The small red schoolhouse on 4th Street in New Suffolk almost closed earlier this year. 

The iconic New Suffolk Common School, which currently serves 15 students in pre-K through grade 6, almost had to send them all to another local district. 

But during a special meeting April 13, the Board of Education voted unanimously to cancel a vote that would have asked residents to choose whether those students should be sent to the Southold School District for the 2018-19 school year. Students from New Suffolk in grades 7 through 12 are already sent to Southold.

The vote was called off one day after an agreement between the New Suffolk school board and former teacher Martha Kennelly was finalized, board president Tony Dill said.

Ms.
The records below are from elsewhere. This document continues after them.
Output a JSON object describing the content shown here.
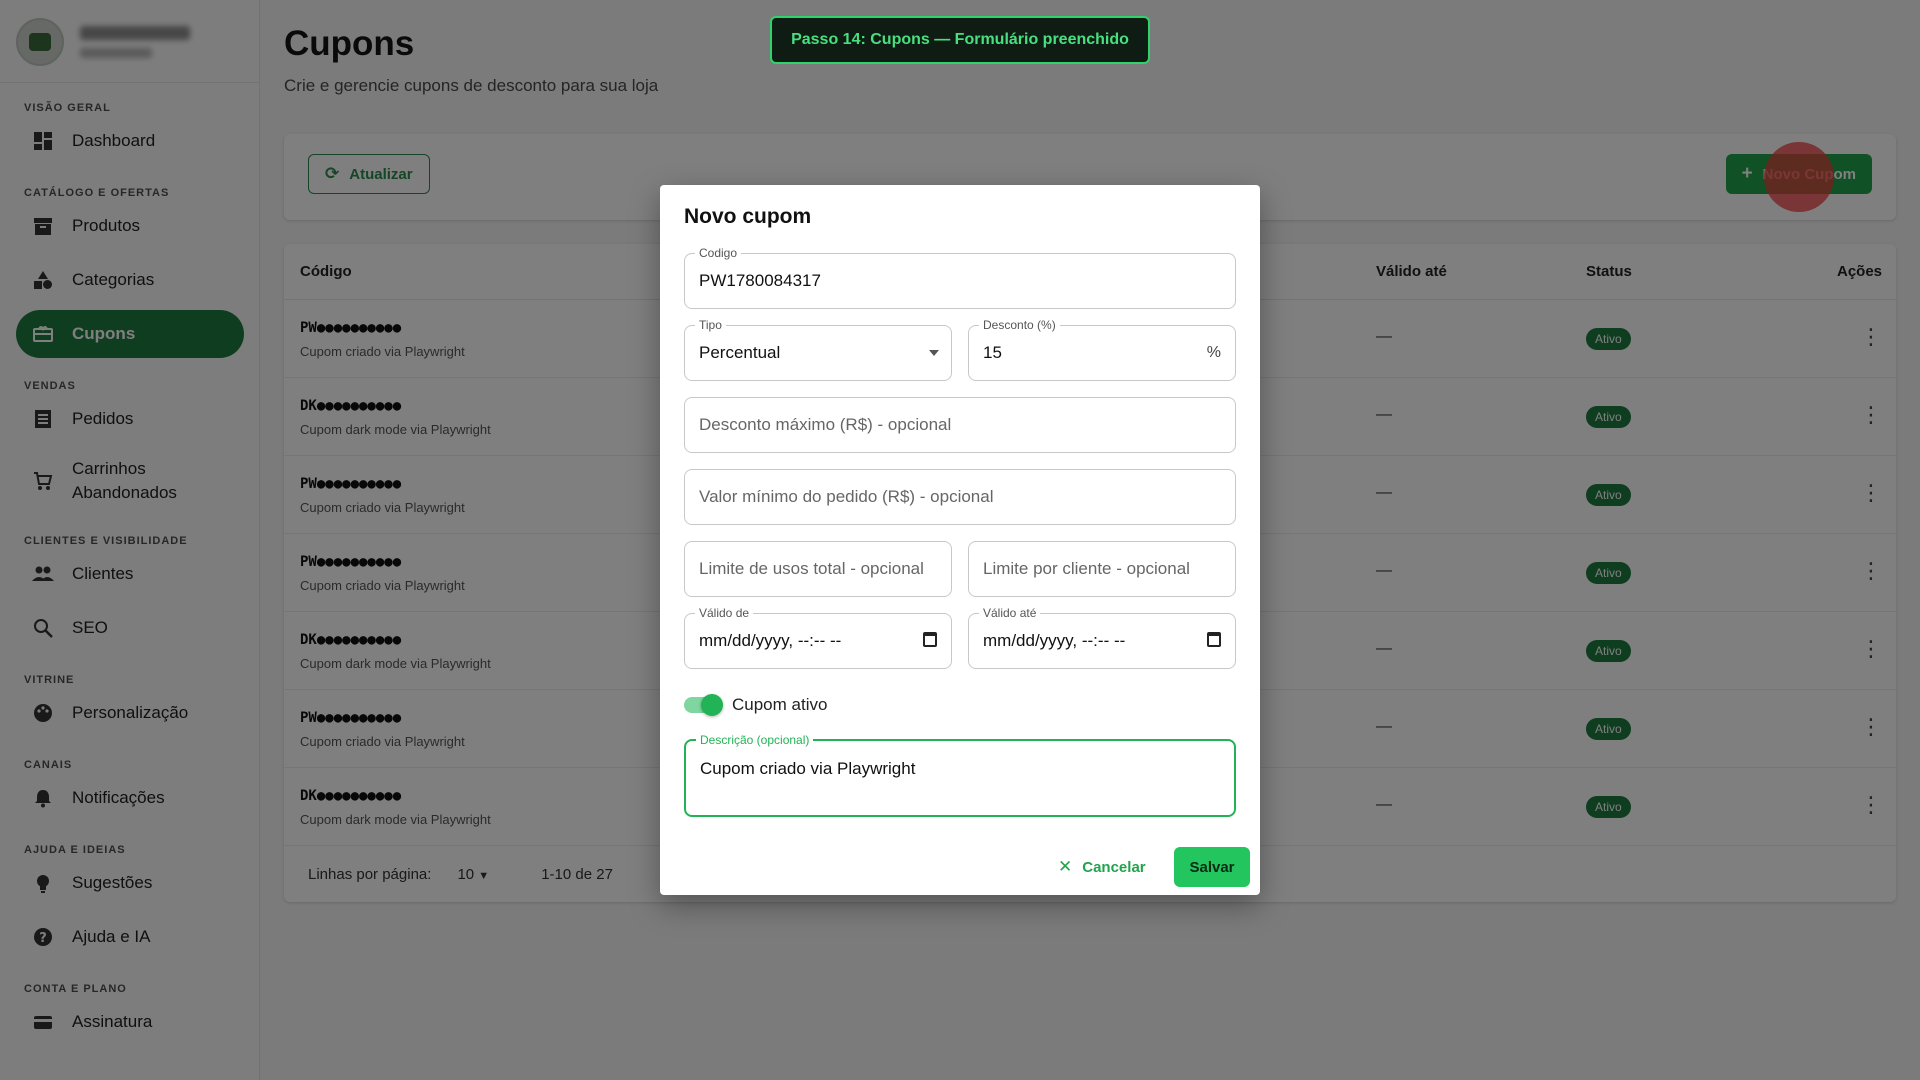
{
  "sidebar": {
    "sections": [
      {
        "label": "VISÃO GERAL",
        "items": [
          {
            "label": "Dashboard",
            "icon": "dashboard-icon"
          }
        ]
      },
      {
        "label": "CATÁLOGO E OFERTAS",
        "items": [
          {
            "label": "Produtos",
            "icon": "archive-icon"
          },
          {
            "label": "Categorias",
            "icon": "category-icon"
          },
          {
            "label": "Cupons",
            "icon": "coupon-icon"
          }
        ]
      },
      {
        "label": "VENDAS",
        "items": [
          {
            "label": "Pedidos",
            "icon": "list-icon"
          },
          {
            "label": "Carrinhos Abandonados",
            "icon": "cart-icon"
          }
        ]
      },
      {
        "label": "CLIENTES E VISIBILIDADE",
        "items": [
          {
            "label": "Clientes",
            "icon": "people-icon"
          },
          {
            "label": "SEO",
            "icon": "search-icon"
          }
        ]
      },
      {
        "label": "VITRINE",
        "items": [
          {
            "label": "Personalização",
            "icon": "palette-icon"
          }
        ]
      },
      {
        "label": "CANAIS",
        "items": [
          {
            "label": "Notificações",
            "icon": "bell-icon"
          }
        ]
      },
      {
        "label": "AJUDA E IDEIAS",
        "items": [
          {
            "label": "Sugestões",
            "icon": "lightbulb-icon"
          },
          {
            "label": "Ajuda e IA",
            "icon": "help-icon"
          }
        ]
      },
      {
        "label": "CONTA E PLANO",
        "items": [
          {
            "label": "Assinatura",
            "icon": "card-icon"
          }
        ]
      }
    ],
    "active": "Cupons"
  },
  "page": {
    "title": "Cupons",
    "subtitle": "Crie e gerencie cupons de desconto para sua loja",
    "refresh_label": "Atualizar",
    "new_label": "Novo Cupom"
  },
  "table": {
    "columns": {
      "code": "Código",
      "valid_until": "Válido até",
      "status": "Status",
      "actions": "Ações"
    },
    "rows": [
      {
        "code": "PW●●●●●●●●●●",
        "description": "Cupom criado via Playwright",
        "valid_until": "—",
        "status": "Ativo"
      },
      {
        "code": "DK●●●●●●●●●●",
        "description": "Cupom dark mode via Playwright",
        "valid_until": "—",
        "status": "Ativo"
      },
      {
        "code": "PW●●●●●●●●●●",
        "description": "Cupom criado via Playwright",
        "valid_until": "—",
        "status": "Ativo"
      },
      {
        "code": "PW●●●●●●●●●●",
        "description": "Cupom criado via Playwright",
        "valid_until": "—",
        "status": "Ativo"
      },
      {
        "code": "DK●●●●●●●●●●",
        "description": "Cupom dark mode via Playwright",
        "valid_until": "—",
        "status": "Ativo"
      },
      {
        "code": "PW●●●●●●●●●●",
        "description": "Cupom criado via Playwright",
        "valid_until": "—",
        "status": "Ativo"
      },
      {
        "code": "DK●●●●●●●●●●",
        "description": "Cupom dark mode via Playwright",
        "valid_until": "—",
        "status": "Ativo"
      }
    ],
    "footer": {
      "rows_per_page_label": "Linhas por página:",
      "rows_per_page": "10",
      "range": "1-10 de 27"
    }
  },
  "step_banner": "Passo 14: Cupons — Formulário preenchido",
  "dialog": {
    "title": "Novo cupom",
    "code": {
      "label": "Codigo",
      "value": "PW1780084317"
    },
    "type": {
      "label": "Tipo",
      "value": "Percentual"
    },
    "discount": {
      "label": "Desconto (%)",
      "value": "15",
      "suffix": "%"
    },
    "max_discount": {
      "placeholder": "Desconto máximo (R$) - opcional"
    },
    "min_order": {
      "placeholder": "Valor mínimo do pedido (R$) - opcional"
    },
    "usage_total": {
      "placeholder": "Limite de usos total - opcional"
    },
    "usage_per_customer": {
      "placeholder": "Limite por cliente - opcional"
    },
    "valid_from": {
      "label": "Válido de",
      "value": "mm/dd/yyyy, --:-- --"
    },
    "valid_until": {
      "label": "Válido até",
      "value": "mm/dd/yyyy, --:-- --"
    },
    "active_toggle": {
      "label": "Cupom ativo",
      "on": true
    },
    "description": {
      "label": "Descrição (opcional)",
      "value": "Cupom criado via Playwright"
    },
    "cancel_label": "Cancelar",
    "save_label": "Salvar"
  },
  "colors": {
    "primary": "#1f7a3f",
    "accent": "#22c55e",
    "banner_border": "#2fd36b"
  }
}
Kennelly, 53, was a tenured teacher employed for two decades by the New Suffolk Common School District. Her position was cut in 2015. Last year, she filed a federal lawsuit against the district claiming age discrimination. The state education department ordered the district to reinstate Ms. Kennelly to classroom duties with $300,000 in back pay. 

“Under the law, apparently what happens is after you sign the agreement, the individual involved, which is Martha in this case, has seven calendar days to revoke her agreement and cancel the whole thing,” Mr. Dill said. “Those seven days ran out Thursday. Once they run out it becomes a binding document for both parties. We didn’t want to call the election off until everything was final and couldn’t be rescinded.”

At the regular board meeting one week earlier, Mr. Dill said that the terms of the agreement are to remain confidential and neither he nor Ms. Kennelly can comment on it.

The agreement, however, kept the historic red schoolhouse open this fall. Mr. Dill said future enrollment numbers are expected to remain similar to this year’s. 

“We’re hopeful for a successful year again next year,” he said.

The April agreement came less than two months after the school board set the public vote on sending the district’s elementary students elsewhere.